I've been no big fan of Bluetooth because I think wireless LANs are a better choice for data communications and networking. But I don't think I'd want Wi-Fi in a headset; it consumes too much power, and you don't really need a network-attached headset in the first place. But Bluetooth in no panacea either:
•Wireless headsets are by definition going to be bigger, heavier, and bulkier than wired models.
•They're also going to be much more expensive.
•They will be less secure, although I think the threat of eavesdropping is relatively minor.
•Being battery powered, they may give out at the worst possible time.
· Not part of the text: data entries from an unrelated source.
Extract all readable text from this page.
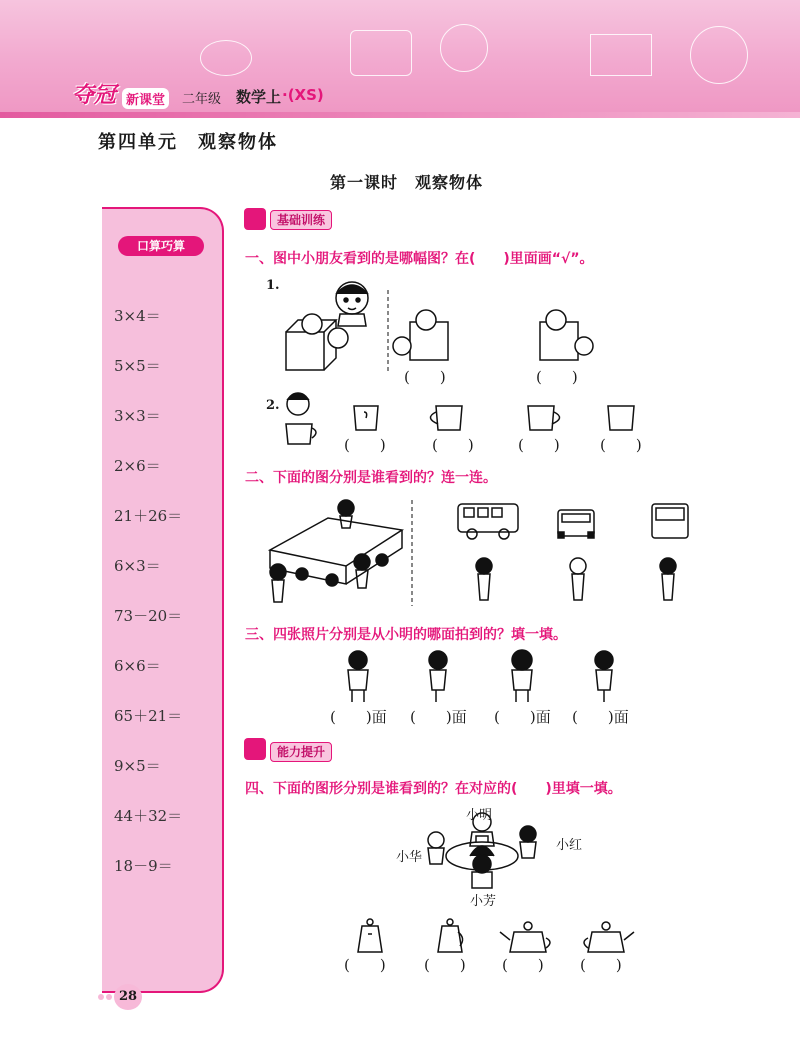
夺冠 新课堂	二年级 数学上 ·(XS)
第四单元　观察物体
第一课时　观察物体
口算巧算
3×4＝
5×5＝
3×3＝
2×6＝
21＋26＝
6×3＝
73－20＝
6×6＝
65＋21＝
9×5＝
44＋32＝
18－9＝
基础训练
一、图中小朋友看到的是哪幅图？在(　　)里面画“√”。
1.
(　　)	(　　)
2.
(　　)	(　　)	(　　)	(　　)
二、下面的图分别是谁看到的？连一连。
三、四张照片分别是从小明的哪面拍到的？填一填。
(　　)面 (　　)面 (　　)面 (　　)面
能力提升
四、下面的图形分别是谁看到的？在对应的(　　)里填一填。
小明
小红
小华
小芳
(　　)	(　　) (　　) (　　)
28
But the appeal of a wireless headset is undeniable. Fumbling with the cord when the phone rings is often painful, and the cord can be uncomfortable when it snags on something. Overall, though, I continue to go with the corded solution myself. I'm presently using a Plantronics M130 when on the road. It has a number of convenient features, including a mute button, volume control, and a handy switch to match the volume level to that of your phone. Since I primarily use my cell phone to make calls (it's usually off), having to haul out the cord isn't much of an inconvenience for me.
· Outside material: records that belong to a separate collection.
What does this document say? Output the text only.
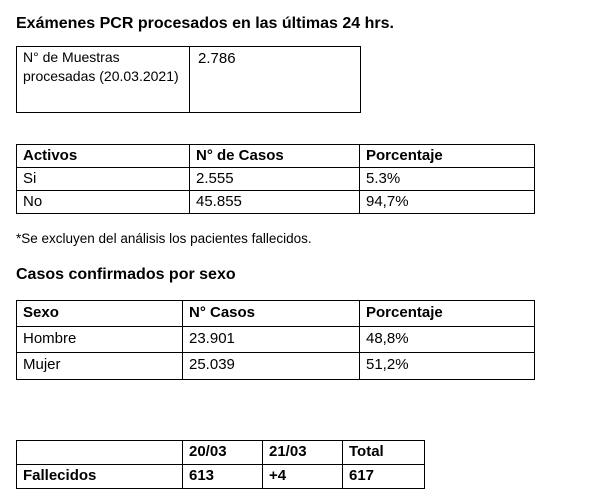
Exámenes PCR procesados en las últimas 24 hrs.
N° de Muestras procesadas (20.03.2021)	2.786
Activos	N° de Casos	Porcentaje
Si	2.555	5.3%
No	45.855	94,7%
*Se excluyen del análisis los pacientes fallecidos.
Casos confirmados por sexo
Sexo	N° Casos	Porcentaje
Hombre	23.901	48,8%
Mujer	25.039	51,2%
	20/03	21/03	Total
Fallecidos	613	+4	617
If you really want to go cordless, let me suggest products based on Aura Communications' (magnetic-field technology. These tend to be less expensive than Bluetooth headsets, and aren't subject to interference from other 2.4-GHz. traffic. Of course, if your phone has Bluetooth built in, you've got to consider the convenience that comes from having one end of the connection already. Hopefully, Aura will make some progress in getting their technology into handsets in place of Bluetooth, but that's a long road indeed. Ultimately, I think ultrawideband technology has a place in headsets, even though the throughput that standard will offer is overkill. I'm expecting, though, that UWB chips will be really cheap, and their limited range and low power consumption are big pluses in the headset world.
Finally, a couple of words on safety. Many believe that using a headset while driving is inherently safer than holding a handset to one's ear. While keeping both hands on the wheel is always a good idea, I'm not sure if headsets make us any safer. The problem is that, for some reason, we tend to hyper-focus on the phone call when conversing, to the detriment of other activities we're attempting at the same time, whether adding the baking powder to a cake or operating a motor vehicle. The problem is inattention blindness, and it's the reason most of us really shouldn't attempt much else while driving. You can read a great paper on this phenomenon (in PDF format) that may give you pause about the whole headset-while-driving debate.
Regardless, I think we'll see continual progress in wireless headsets going forward. I really do like the concept, and I certainly like headsets. Once we move beyond Bluetooth, I think we'll see a broad range of products and lower prices. Of course, I'll probably still use a corded headset myself, and save the airwaves for Wi-Fi and its brethren.